Manser, based out of Columbus, says it’s his job to remind people of the Obama administration’s accomplishments for the LGBT community and work with local groups to get out the vote.
Obama’s website touts his administration’s order to the federal government to extend benefits to same-sex partners of federal employees, the signing of the Matthew Shepard and James Byrd Jr. Hate Crimes Prevention Act, banning of gender identity-based discrimination in federal workplaces, ensuring hospital visitation and decision-making rights for gay and lesbian patients and allowing transgendered Americans to receive “true gender” passports without surgery.
Former Cincinnati mayor, TV host and self-professed liberal Democrat Jerry Springer will be in town Aug.
“The idea is that freedom is indivisible, so you can’t say let’s have freedom for one group and not another,” Springer said. “It’s just so basic it’s almost embarrassing to talk about anymore.”
“The whole idea is, we have to stop people telling other people how to live their lives.”
Springer said it is important to reach out to all groups to get Obama reelected and worried what the country might look like if Romney took office.
“The Republican Congress and a very right wing Congress, you couple that with a Republican president who won’t veto anything they do, the stampede to the right that could take place in Washington in the period of time … is just scary,” he said. “I think that’s why there’s the reach out this time and I think that’s why people will respond.”
The Obama campaign is hoping the outreach will push more people to go out and vote on Nov. 6, which has historically proven true, according to Equality Ohio Interim Executive Director Kim Welter.
“The people who are less likely to vote — single women, racial minorities, LGBT folks, college students — if you can get them out they’re generally more likely to vote progressive,” Welter said.
That said, she thinks the outreach will be most effective in swing states like Ohio.
Given that, does the Obama campaign even need to reach out to the LGBT community?
In a 2012 issue brief for Columbia University Academic Commons, Virat K. Gupta claims that members of the LGBT community typically vote strongly Democratic.
The paper points out that gay and lesbian voters compose a greater portion of the U.S. voting population than in years past, and the Democratic Party is increasingly associating their party agenda and platform with gay rights and issues of equality.
Gupta points out that in 2000, Democratic presidential nominee Al Gore won nearly 70 percent of the LGBT votes, while only receiving 47 percent of non-LGBT votes. In 2004 John Kerry also won 70 percent of the LGBT votes, and Obama won more than 77 percent of gay and lesbian voters.
Welter would disagree with that assessment, saying that LGBT people are often raisedby straight parents and come from all backgrounds.

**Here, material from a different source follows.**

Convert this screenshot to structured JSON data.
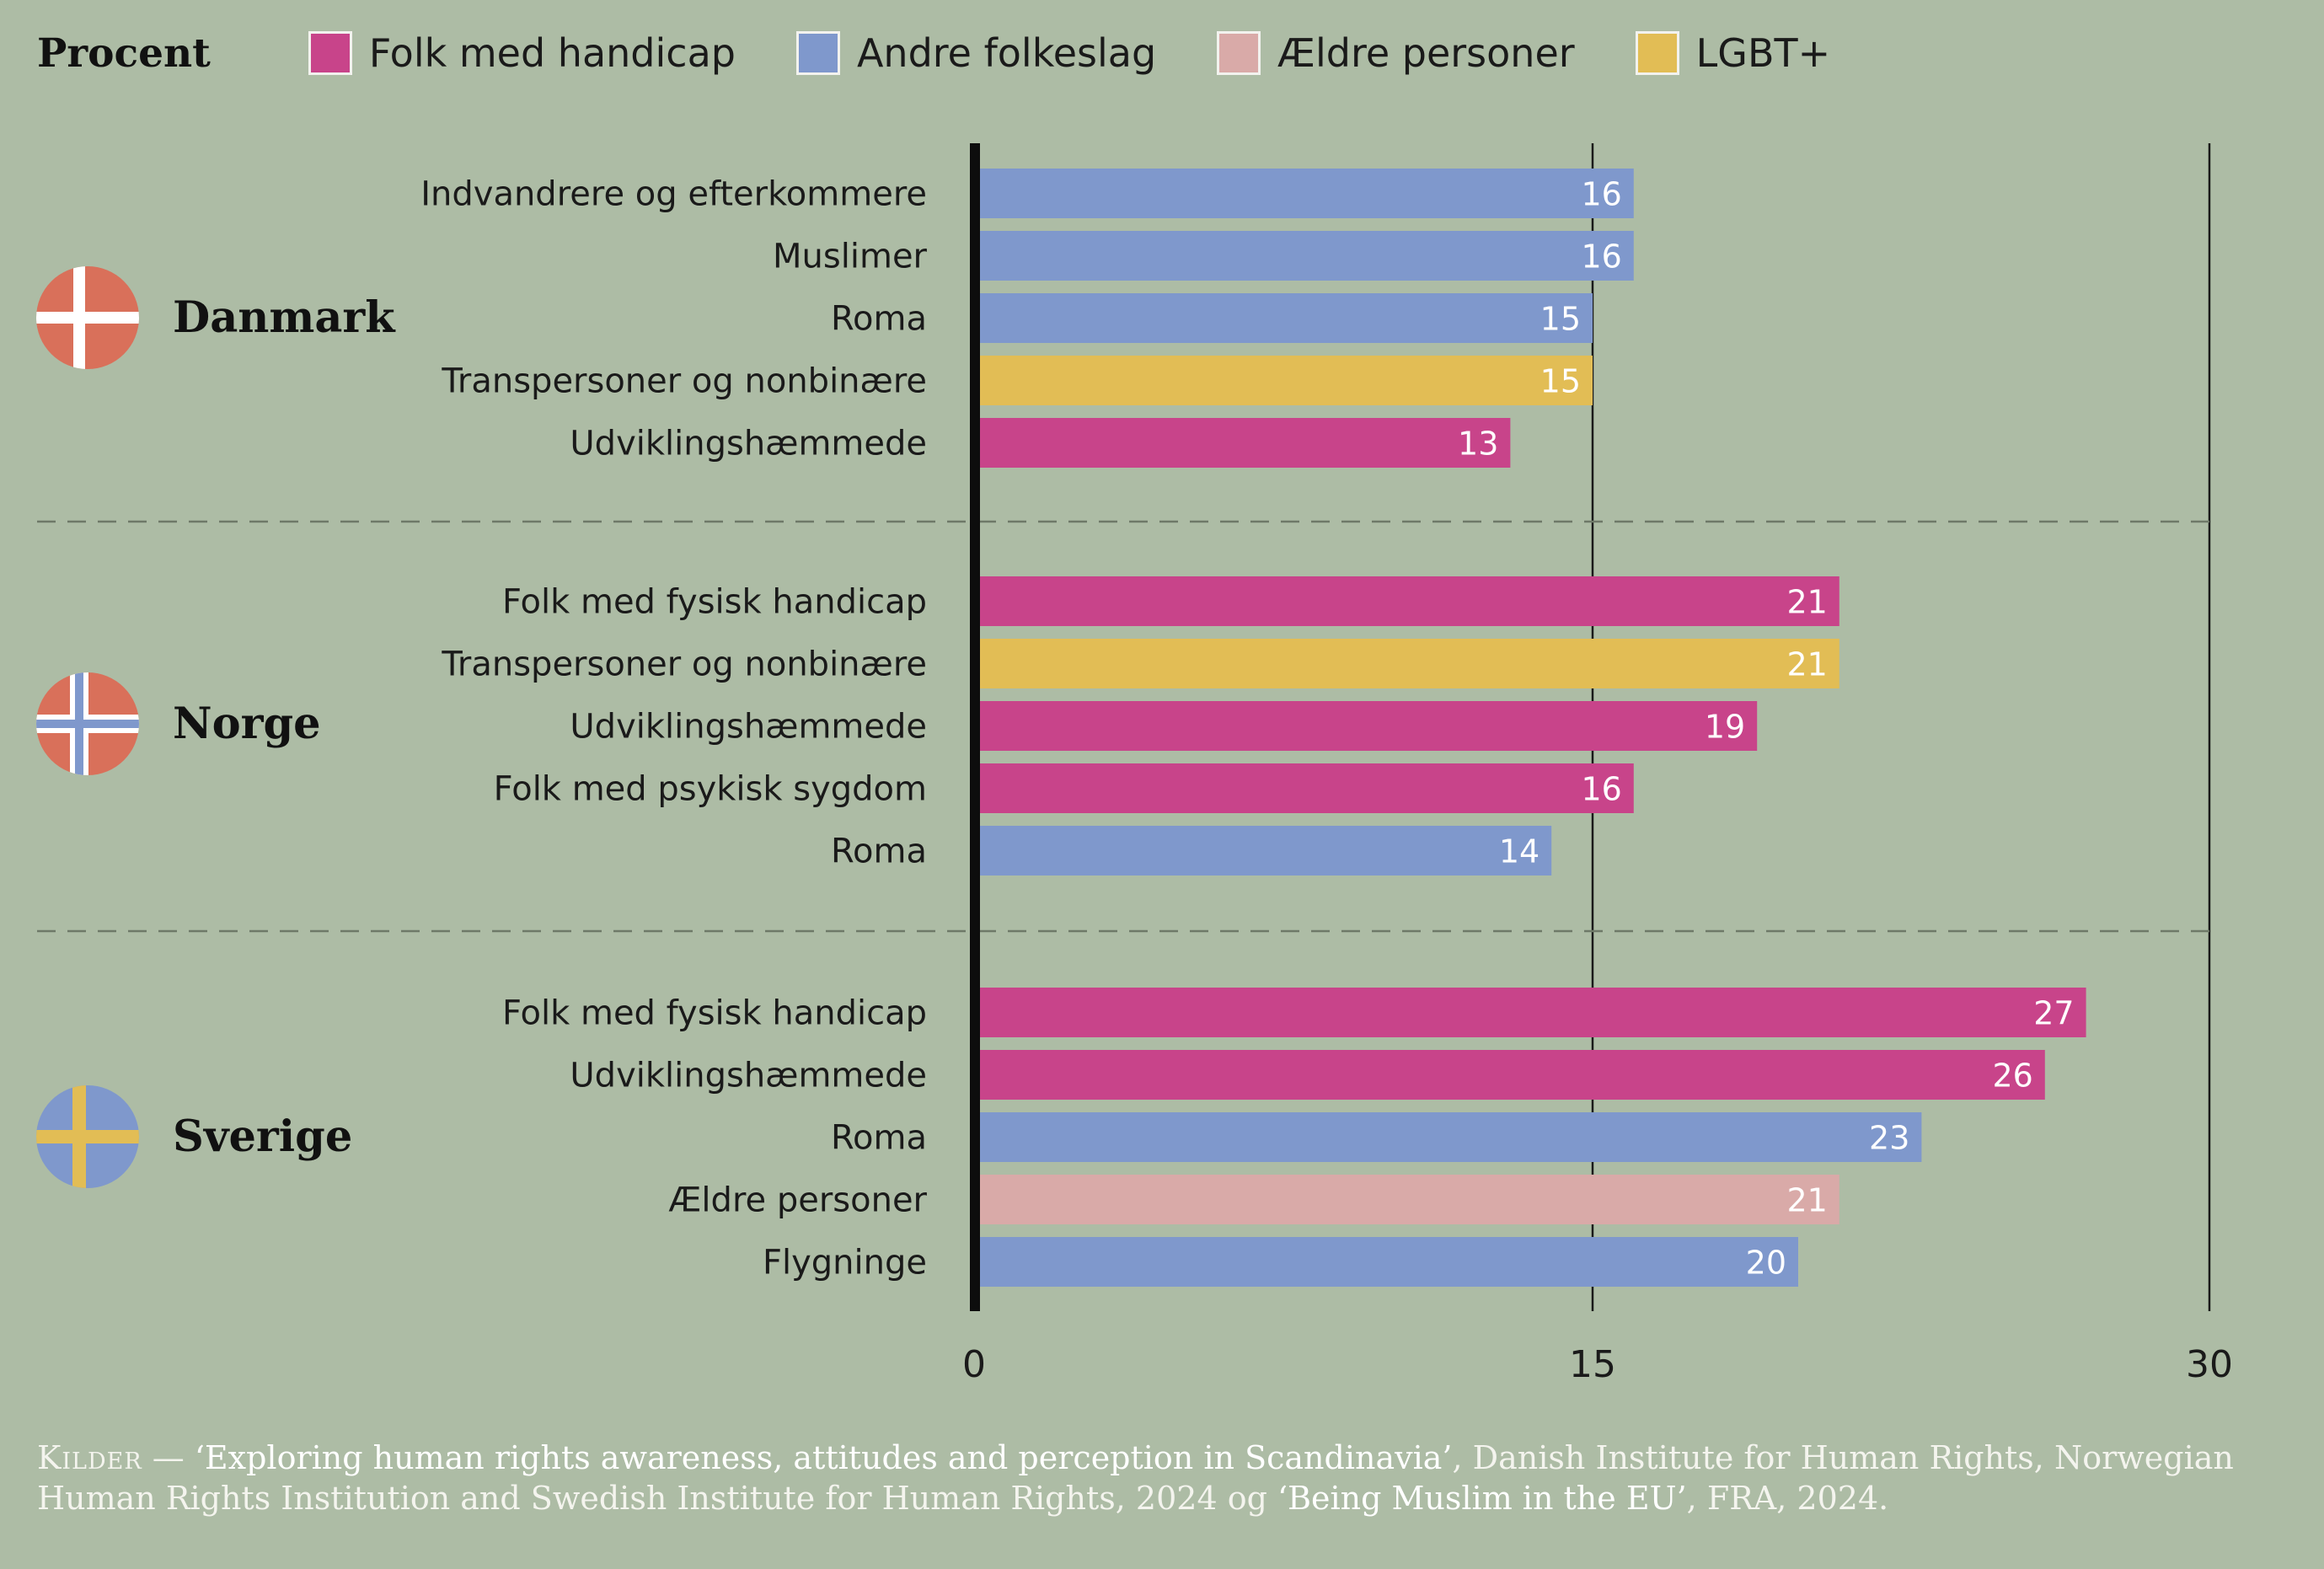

“You really can’t say we’re a consistent voting bloc. That said, if we’re going to vote because of LGBT issues, we’re going to vote progressive.”
Equality Ohio has endorsed Obama for president in 2012. Welter says she would have high hopes for LGBT rights in a second term.
She says she’d like to see an employment nondiscrimination act, as well as a full repeal of the Defense of Marriage Act and an act supporting a comprehensive anti-bullying act that protects all students, including gay and transgendered students.
Not everybody is enthused by the president’s outreach to the LGBT community.
“Is everyone excited, jumping up and down? Well, consider the alternative,” says Gay and Lesbian Community Center of Greater Cincinnati treasurer Michael Chanak.
Chanak pointed out how long it took for Obama to get around to embracing gay marriage.
“His position was ‘evolving,’ ” Chanak
says. “Well, a lot of people were kind of cynical about that. I don’t
think it’s going to stop anybody from voting. I think by and large he’ll
get most of the gay vote.”
This story was updated to reflect that Manser's position didn't exist during the previous election, not that it was a first for Obama's political career.